As I've mentioned, I've been working my way through George Musser’s The Complete Idiot’s Guide to String Theory. Unfortunately, I haven't been having all that much success.

First off, let me say that I do not believe any fault lies with Mr. Musser or his book. He seems competent and his writing style is pleasant. It's just that I have the same trouble with his book as I've had with every other book on these topics: I've got no freakin' idea what he's talking about!

All I know is that, I start out okay with this stuff, but then it's like watching the author row a boat into the fog. He becomes less and less distinct, and then I can't see him at all anymore. I look hard, but I only can hear the squeak of the oars in the oarlocks, just the vaguest hint at what it's all about. It's so frustrating that I'd like to bang my head against something, but the only thing available is the fog.

I'm sure the fault must be mine. Well, I'm not even sure about that, either.

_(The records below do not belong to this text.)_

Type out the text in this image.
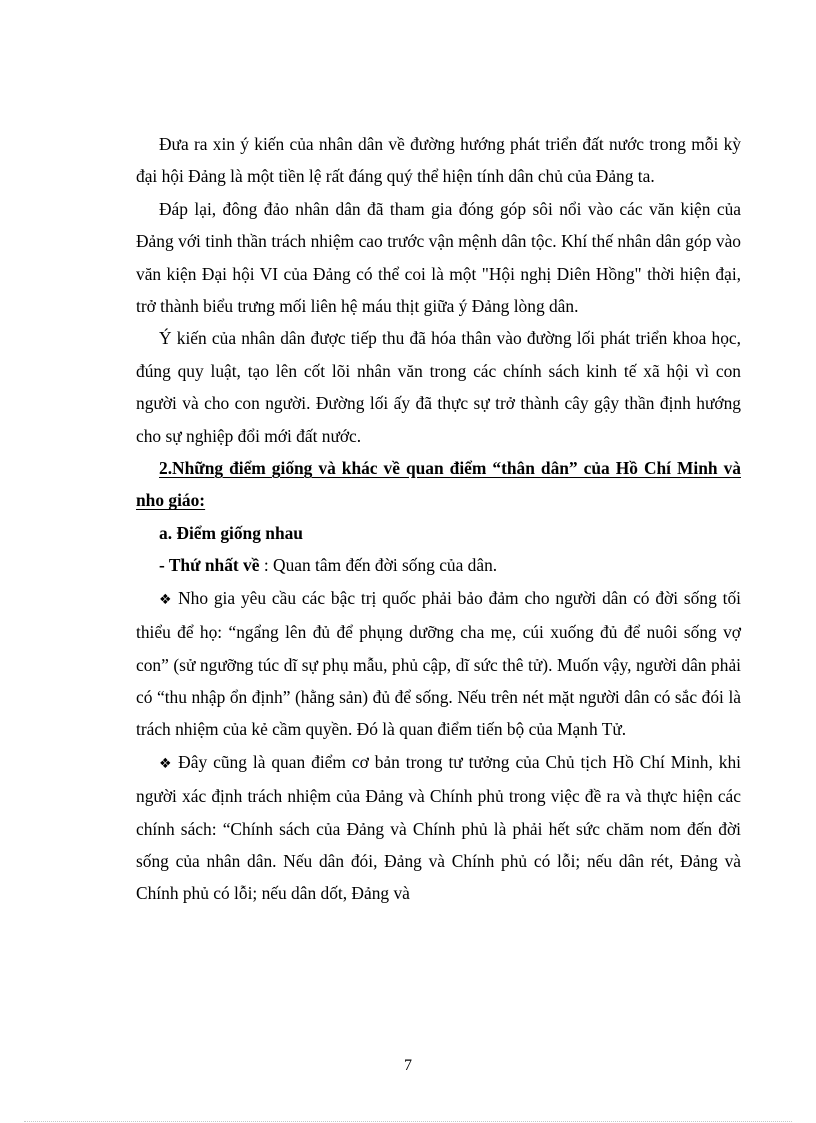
Đưa ra xin ý kiến của nhân dân về đường hướng phát triển đất nước trong mỗi kỳ đại hội Đảng là một tiền lệ rất đáng quý thể hiện tính dân chủ của Đảng ta.

Đáp lại, đông đảo nhân dân đã tham gia đóng góp sôi nổi vào các văn kiện của Đảng với tinh thần trách nhiệm cao trước vận mệnh dân tộc. Khí thế nhân dân góp vào văn kiện Đại hội VI của Đảng có thể coi là một "Hội nghị Diên Hồng" thời hiện đại, trở thành biểu trưng mối liên hệ máu thịt giữa ý Đảng lòng dân.

Ý kiến của nhân dân được tiếp thu đã hóa thân vào đường lối phát triển khoa học, đúng quy luật, tạo lên cốt lõi nhân văn trong các chính sách kinh tế xã hội vì con người và cho con người. Đường lối ấy đã thực sự trở thành cây gậy thần định hướng cho sự nghiệp đổi mới đất nước.

2.Những điểm giống và khác về quan điểm “thân dân” của Hồ Chí Minh và nho giáo:

a. Điểm giống nhau

- Thứ nhất về : Quan tâm đến đời sống của dân.

❖ Nho gia yêu cầu các bậc trị quốc phải bảo đảm cho người dân có đời sống tối thiểu để họ: “ngẩng lên đủ để phụng dưỡng cha mẹ, cúi xuống đủ để nuôi sống vợ con” (sử ngưỡng túc dĩ sự phụ mẫu, phủ cập, dĩ sức thê tử). Muốn vậy, người dân phải có “thu nhập ổn định” (hằng sản) đủ để sống. Nếu trên nét mặt người dân có sắc đói là trách nhiệm của kẻ cầm quyền. Đó là quan điểm tiến bộ của Mạnh Tử.

❖ Đây cũng là quan điểm cơ bản trong tư tưởng của Chủ tịch Hồ Chí Minh, khi người xác định trách nhiệm của Đảng và Chính phủ trong việc đề ra và thực hiện các chính sách: “Chính sách của Đảng và Chính phủ là phải hết sức chăm nom đến đời sống của nhân dân. Nếu dân đói, Đảng và Chính phủ có lỗi; nếu dân rét, Đảng và Chính phủ có lỗi; nếu dân dốt, Đảng và

7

I mean, I'm not exactly stupid. And maybe that's the problem.

The book is for the complete idiot. Maybe I'm not a complete idiot. Maybe I'm an incomplete idiot. Maybe there's some studying I must do or courses I have to take in order to reach complete idiot status.

What I am fully certain of is that drifting about in the fog is getting a mite irksome.

So I'm going to look into this business of becoming a complete idiot. I feel motivated.